Torcy veut son école.   Imprimer
Par Claude   
Dimanche, 07 Mars 2004

Les élus se battent contre l'administration pour la réouverture de l'école du village.

TORCY : La population en forte augmentation : la municipalité veut son école maternelle.
Patrick Cornu le jeune maire de Torcy, 41 ans, aurait tout pour être heureux si quelques contrariétés administratives ne venaient troubler ses nuits. Depuis qu'il a succédé à Gérard Alisse, il a pris très à coeur sa tâche avec l'aide de conseillers qui n'hésitent pas à retrousser leurs manches dès que le besoin s'en fait sentir. Et les premiers résultats n'ont pas tardé à venir. Avec notamment les travaux de rénovation et l'agrandissement de la mairie qui seront inaugurés ce samedi 13 mars.
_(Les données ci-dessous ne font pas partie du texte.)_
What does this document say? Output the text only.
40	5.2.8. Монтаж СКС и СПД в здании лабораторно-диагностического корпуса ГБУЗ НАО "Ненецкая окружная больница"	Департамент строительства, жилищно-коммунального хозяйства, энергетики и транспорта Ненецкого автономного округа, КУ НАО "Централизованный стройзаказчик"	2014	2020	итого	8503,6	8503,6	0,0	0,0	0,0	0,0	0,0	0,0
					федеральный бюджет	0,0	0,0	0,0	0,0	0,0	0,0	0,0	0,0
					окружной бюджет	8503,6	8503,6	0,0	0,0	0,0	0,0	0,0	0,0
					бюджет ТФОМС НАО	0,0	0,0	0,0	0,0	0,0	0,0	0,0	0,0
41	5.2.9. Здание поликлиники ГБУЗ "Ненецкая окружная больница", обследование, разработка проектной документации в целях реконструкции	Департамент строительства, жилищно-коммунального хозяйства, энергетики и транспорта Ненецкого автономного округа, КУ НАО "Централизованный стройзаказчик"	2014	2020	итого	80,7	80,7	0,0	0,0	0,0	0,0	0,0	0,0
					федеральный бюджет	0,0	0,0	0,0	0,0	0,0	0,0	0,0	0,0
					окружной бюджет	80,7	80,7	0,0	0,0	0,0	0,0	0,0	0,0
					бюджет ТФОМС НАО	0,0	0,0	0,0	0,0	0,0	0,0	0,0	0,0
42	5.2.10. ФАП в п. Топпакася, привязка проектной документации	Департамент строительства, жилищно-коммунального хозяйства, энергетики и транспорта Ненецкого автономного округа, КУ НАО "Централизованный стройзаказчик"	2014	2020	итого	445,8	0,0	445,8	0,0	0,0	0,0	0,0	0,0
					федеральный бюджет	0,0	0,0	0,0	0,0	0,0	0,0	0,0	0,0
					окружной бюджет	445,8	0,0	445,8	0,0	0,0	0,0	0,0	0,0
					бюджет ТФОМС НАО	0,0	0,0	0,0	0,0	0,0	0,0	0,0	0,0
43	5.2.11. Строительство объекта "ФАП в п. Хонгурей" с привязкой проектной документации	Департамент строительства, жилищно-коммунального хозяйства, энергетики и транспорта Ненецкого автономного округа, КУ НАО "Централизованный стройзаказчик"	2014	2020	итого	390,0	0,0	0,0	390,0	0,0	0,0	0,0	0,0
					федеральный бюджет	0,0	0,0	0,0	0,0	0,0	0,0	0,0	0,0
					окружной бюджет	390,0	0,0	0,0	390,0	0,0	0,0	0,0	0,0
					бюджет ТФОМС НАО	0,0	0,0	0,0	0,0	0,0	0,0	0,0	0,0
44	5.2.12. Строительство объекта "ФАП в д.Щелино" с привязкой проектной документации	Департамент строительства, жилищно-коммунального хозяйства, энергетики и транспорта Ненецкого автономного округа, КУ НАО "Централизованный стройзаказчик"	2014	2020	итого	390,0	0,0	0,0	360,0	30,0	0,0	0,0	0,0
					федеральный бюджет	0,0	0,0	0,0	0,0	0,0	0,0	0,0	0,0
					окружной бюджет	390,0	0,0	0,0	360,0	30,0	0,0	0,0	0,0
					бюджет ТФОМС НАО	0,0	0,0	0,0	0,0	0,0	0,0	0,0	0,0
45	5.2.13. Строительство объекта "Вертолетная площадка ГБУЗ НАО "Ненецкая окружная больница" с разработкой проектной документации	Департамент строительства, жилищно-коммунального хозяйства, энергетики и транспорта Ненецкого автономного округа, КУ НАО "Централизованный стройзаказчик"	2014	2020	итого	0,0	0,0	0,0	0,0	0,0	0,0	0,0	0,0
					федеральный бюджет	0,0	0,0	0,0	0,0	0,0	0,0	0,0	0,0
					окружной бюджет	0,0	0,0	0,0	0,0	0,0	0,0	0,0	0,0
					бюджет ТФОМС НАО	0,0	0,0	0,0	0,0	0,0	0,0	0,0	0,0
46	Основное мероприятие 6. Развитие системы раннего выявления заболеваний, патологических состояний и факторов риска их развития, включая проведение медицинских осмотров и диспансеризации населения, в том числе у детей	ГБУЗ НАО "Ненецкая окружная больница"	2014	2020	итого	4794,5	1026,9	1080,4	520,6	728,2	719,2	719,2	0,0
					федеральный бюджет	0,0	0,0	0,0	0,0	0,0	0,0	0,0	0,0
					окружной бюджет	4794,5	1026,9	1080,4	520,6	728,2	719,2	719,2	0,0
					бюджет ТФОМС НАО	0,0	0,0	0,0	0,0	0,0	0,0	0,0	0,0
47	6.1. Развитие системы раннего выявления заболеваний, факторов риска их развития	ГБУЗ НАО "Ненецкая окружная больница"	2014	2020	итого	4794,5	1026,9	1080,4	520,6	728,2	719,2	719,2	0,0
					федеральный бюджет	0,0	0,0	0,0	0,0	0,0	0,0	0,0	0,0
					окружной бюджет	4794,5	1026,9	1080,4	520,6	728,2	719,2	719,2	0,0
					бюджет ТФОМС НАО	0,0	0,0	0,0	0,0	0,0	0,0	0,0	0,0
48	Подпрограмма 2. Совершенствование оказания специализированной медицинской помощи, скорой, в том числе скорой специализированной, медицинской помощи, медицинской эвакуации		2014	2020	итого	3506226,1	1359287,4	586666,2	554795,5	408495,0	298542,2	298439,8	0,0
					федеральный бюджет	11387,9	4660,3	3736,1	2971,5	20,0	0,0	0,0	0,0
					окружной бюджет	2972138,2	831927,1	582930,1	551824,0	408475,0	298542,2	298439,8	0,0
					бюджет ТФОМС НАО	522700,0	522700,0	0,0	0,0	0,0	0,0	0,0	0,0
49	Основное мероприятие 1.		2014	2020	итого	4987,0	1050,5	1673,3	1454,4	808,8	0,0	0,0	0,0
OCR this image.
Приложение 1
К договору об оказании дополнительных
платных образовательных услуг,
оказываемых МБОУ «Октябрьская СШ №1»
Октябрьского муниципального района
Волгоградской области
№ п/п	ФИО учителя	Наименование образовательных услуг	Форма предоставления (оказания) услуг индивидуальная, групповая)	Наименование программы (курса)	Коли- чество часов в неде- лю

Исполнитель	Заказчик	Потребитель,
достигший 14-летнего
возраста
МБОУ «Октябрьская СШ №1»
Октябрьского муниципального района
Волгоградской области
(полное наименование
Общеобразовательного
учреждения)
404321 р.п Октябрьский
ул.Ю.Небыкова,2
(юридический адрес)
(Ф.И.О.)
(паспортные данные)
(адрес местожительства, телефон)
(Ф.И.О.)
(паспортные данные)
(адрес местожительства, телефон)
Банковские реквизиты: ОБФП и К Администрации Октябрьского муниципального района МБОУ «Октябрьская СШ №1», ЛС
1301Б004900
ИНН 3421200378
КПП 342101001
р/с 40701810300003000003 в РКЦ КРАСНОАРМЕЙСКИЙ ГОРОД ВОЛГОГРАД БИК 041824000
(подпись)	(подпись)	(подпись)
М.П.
Pour assurer une école publique de qualité en milieu rural, les élus locaux et la commission scolaire de la communauté de communes, que préside Patrick Cornu, ont consenti des efforts très importants en créant un service périscolaire avec cantines et garderies dans chaque Rpi. Là aussi ce travail a porté ses fruits et la population du village est passée de145, en 1999, à 168 de nos jours, avec l'arrivée de jeunes couples et ...d 'enfants. Au sein du Rpi les conditions sont remplies pour rouvrir une nouvelle maternelle à Torcy qui a entrepris toutes les démarches. En 2003, le Rpi a accueilli 70 élèves et la maternelle de Royon, qui intègre 3 enfants trisomiques, avec 30 inscrits a refusé l'accueil de 6 élèves. A la prochaine rentrée, 87 élèves seront scolarisés dont 50 en maternelle. En outre la construction de huit logements à Lebiez, de type F4, va encore amplifier ce mouvement. II est bien évidement que tous les enfants ne pourront être scolarisés et que l'ouverture d'une maternelle était justifiée. Seulement la politique ne va pas dans ce sens mais plutôt vers des fermetures. Pour Patrick Cornu, cela signifierait :" le début d'une nouvelle hémorragie dont souffrirait le système éducatif rural". En outre cela va à l'encontre de l'aménagement du territoire et de la décentralisation selon le premier magistrat. Pour l'instant l'inspecteur d'Académie a reporté sa décison en juin. Autre pomme de discorde avec le,prix de l'immobilier qui a flambé ces derniers temps. Le village compte 81 habitations dont huit sont occupées par des résidents de la communauté européenne. Mais une seule famille séjourne effectivement au village et il n'y a pratiquement pas de terrains à vendre. Patrick Cornu souhaiterait que les municipalités bénéficient d'un droit de préemption pour les maisons venant à se libérer. Et ce pour permettre aux jeunes de venir s'installer et vivre au village.